- Born: 1947 (age 77–78) Amsterdam, Netherlands
- Occupation: Classical composer
- Website: www.maria-linnemann.de

= Maria Linnemann =

Classical composer (b. 1947)

Maria Catharina Linnemann (born 1947) is a British composer and music teacher, based in Germany, who wrote mainly music for classical guitar including pieces for beginners.

== Life and career ==
Linnemann was born in Amsterdam but grew up in England. She studied piano, violin, and conducting at the Royal Academy of Music in London from 1966 to 1970. She moved to Germany in 1971, working as a music teacher.

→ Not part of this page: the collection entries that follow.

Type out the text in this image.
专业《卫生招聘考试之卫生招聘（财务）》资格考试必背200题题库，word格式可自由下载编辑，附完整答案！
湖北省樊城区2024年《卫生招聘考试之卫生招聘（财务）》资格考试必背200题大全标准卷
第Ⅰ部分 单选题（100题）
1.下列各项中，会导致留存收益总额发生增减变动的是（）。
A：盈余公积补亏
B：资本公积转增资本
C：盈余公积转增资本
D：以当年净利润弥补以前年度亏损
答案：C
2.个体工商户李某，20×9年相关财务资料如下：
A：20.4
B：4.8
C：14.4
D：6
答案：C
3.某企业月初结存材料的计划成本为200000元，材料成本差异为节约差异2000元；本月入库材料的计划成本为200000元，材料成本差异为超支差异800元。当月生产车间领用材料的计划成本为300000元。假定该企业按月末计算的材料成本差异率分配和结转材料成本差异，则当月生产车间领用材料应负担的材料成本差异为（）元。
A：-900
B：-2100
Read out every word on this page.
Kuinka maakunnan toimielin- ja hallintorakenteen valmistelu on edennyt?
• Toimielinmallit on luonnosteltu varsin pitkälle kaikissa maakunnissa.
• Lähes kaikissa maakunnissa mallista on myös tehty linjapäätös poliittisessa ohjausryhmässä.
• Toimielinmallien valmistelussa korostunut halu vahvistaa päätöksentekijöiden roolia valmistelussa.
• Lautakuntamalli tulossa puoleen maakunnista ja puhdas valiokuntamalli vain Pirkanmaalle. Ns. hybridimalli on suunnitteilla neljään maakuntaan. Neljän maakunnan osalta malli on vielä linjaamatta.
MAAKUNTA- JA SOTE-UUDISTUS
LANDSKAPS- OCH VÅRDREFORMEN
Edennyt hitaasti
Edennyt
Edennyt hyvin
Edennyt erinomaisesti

Among her compositions are musicals for children and music for puppet theatres. Her main publisher is Casa Ricordi.

== Recordings ==
One of her compositions for guitar was recorded by Heike Matthiesen in 2016. Her solo album Guitar Ladies includes exclusively compositions by women: Sidney Pratten (1821–1895), María Luisa Anido, Ida Presti, Sofia Gubaidulina, Sylvie Bodorová, Annette Kruisbrink, Carmen Guzman (1925–2012), Tatiana Stachak (born 1973) and work by Linnemann herself. A reviewer said:
Guitar Ladies by Heike Matthiesen is a wonderful collection of repertoire by prominent and historical composers. The all-women conceptual base ties the album together and, along with the works by Maria Linnemann dedicated to Matthiesen, represents an important repertoire exploration as well as a personal touch and contribution from the performer.